Four years and three elections -- that's how long Sharon Ruth has been
working to get the federal government to change its rules on
compassionate leave for parents with seriously ill children.
If the Oxford Station mother feels a bit discouraged, she can thank Prime Minister Stephen Harper for calling an election.
Earlier this summer, Ruth thought she'd broken through the brick wall that stopped her all those other times.
When her 11-year-old daughter, Colleen, was diagnosed with
cancer five years ago, Ruth had to take unpaid leave to care for her.
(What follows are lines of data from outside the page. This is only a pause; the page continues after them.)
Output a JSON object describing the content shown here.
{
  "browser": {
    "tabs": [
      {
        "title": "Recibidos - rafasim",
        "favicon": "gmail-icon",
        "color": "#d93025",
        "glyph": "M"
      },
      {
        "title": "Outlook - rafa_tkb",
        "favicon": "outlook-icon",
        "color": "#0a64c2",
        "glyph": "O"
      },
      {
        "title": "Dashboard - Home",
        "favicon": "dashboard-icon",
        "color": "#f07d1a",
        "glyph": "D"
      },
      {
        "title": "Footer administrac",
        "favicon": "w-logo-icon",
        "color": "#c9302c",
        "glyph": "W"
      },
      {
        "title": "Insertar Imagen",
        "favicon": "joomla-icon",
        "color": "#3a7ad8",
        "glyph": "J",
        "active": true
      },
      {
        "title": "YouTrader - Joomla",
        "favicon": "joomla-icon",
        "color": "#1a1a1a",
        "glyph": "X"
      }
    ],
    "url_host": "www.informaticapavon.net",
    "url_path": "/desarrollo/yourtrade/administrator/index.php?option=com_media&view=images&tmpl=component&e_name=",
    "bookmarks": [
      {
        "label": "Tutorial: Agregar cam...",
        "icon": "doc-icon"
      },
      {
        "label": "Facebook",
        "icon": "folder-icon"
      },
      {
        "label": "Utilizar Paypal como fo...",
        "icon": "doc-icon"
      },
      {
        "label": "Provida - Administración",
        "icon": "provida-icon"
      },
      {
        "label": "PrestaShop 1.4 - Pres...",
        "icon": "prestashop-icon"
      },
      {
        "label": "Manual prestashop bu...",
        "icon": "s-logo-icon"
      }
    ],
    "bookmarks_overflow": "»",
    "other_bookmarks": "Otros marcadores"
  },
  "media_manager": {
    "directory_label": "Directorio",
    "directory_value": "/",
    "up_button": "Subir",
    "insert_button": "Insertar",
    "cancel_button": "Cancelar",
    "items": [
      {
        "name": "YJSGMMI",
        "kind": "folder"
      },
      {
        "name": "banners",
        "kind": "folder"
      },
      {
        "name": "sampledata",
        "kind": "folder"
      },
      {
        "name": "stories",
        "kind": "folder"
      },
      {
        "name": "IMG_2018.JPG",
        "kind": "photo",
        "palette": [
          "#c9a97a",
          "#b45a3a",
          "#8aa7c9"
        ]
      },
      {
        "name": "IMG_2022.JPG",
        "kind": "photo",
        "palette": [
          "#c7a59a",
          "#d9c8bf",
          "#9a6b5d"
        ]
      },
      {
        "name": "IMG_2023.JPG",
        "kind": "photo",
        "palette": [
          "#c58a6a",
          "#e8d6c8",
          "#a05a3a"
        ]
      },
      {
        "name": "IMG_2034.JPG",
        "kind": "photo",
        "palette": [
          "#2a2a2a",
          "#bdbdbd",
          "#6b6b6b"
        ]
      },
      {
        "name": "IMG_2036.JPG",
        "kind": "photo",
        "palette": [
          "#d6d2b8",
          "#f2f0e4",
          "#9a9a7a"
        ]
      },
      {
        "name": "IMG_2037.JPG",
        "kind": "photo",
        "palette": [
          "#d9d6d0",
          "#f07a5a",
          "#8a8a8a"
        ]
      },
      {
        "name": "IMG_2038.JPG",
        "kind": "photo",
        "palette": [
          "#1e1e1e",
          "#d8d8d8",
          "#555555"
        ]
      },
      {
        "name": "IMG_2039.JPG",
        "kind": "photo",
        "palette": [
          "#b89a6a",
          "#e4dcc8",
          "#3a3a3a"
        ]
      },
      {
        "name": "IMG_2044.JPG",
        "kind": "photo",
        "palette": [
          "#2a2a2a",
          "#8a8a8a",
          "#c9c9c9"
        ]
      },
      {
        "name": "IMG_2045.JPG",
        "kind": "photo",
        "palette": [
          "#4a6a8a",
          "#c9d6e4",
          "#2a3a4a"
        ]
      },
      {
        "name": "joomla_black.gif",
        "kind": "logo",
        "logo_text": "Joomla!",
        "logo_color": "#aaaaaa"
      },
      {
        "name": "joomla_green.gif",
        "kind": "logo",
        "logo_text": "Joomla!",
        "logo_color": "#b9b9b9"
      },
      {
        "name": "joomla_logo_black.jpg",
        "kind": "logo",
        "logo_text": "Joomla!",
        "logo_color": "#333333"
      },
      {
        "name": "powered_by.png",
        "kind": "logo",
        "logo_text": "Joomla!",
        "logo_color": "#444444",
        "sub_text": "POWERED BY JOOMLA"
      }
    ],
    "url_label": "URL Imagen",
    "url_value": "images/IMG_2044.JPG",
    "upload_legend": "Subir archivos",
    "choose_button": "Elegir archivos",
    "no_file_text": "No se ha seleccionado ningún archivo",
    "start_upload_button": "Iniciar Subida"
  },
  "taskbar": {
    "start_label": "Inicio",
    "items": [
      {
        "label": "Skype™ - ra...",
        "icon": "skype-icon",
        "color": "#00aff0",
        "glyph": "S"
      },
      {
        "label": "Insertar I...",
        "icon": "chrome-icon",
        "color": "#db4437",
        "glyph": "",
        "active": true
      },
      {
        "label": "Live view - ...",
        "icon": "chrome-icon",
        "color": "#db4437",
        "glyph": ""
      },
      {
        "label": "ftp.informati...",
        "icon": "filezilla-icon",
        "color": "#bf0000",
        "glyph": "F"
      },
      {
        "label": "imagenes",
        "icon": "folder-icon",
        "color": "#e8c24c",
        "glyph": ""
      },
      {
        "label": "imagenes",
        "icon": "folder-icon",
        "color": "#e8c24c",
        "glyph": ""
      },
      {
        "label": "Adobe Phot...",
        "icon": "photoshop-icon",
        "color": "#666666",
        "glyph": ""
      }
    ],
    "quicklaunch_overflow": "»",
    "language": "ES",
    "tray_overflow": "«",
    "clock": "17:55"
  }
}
Gord Brown, her local Conservative MP, had taken her petitions
about the gaping holes in the employment insurance program for
compassionate care leave and crafted a private member's bill seeking
six months of benefits for a parent who has to stay home with a sick
child.
Bill C-542 died on the order paper with the call of the Oct.
14 election, leaving Ruth frustrated with the political machinations
that shoved aside her political fight for financial support for
families struggling with a child's illness.
"It was very discouraging," Ruth said of the bill getting stopped in its legislative tracks.
Countless community-driven prospective laws get tossed on the discard heap when the writ is dropped and Parliament dissolved.
When Andy Moffitt was stabbed to death in a Sandy Hill bar just
days before Christmas 1998, his mother Paulette vowed to make his death
bring changes for other families.
Blitzing MPs and police officials with petition letters about
the lenient sentencing for assailants who use knives, Paulette and her
family took up the cause of changing the laws in memory of 23-year-old
Andy, a gifted University of Ottawa engineering student.
KNIFE CRIMES
Brown has been the MP pushing the proposed changes, through a
private member's bill that sought mandatory sentences for knife crimes.
The proposed law had passed second reading in June and was set
to go before the House of Commons' justice committee but the election
call killed Bill C-393 for the second time.
"We don't want him to be forgotten," Paulette said. "We were
trying to do this in his memory and this would have been the final
thing, so it's disappointing."
The work that started with 400 letters mailed by Moffitt's
grieving brothers and countless hours lobbying MPs now rests with
Brown, who plans to restart the fight on both the knife and the
compassionate care bills if he's re-elected.
Brown said he plans to lobby the minister of justice to bring changes to knife crime sentencing.
"I would hope the government would take up the cause and bring it forward as government legislation," said Brown.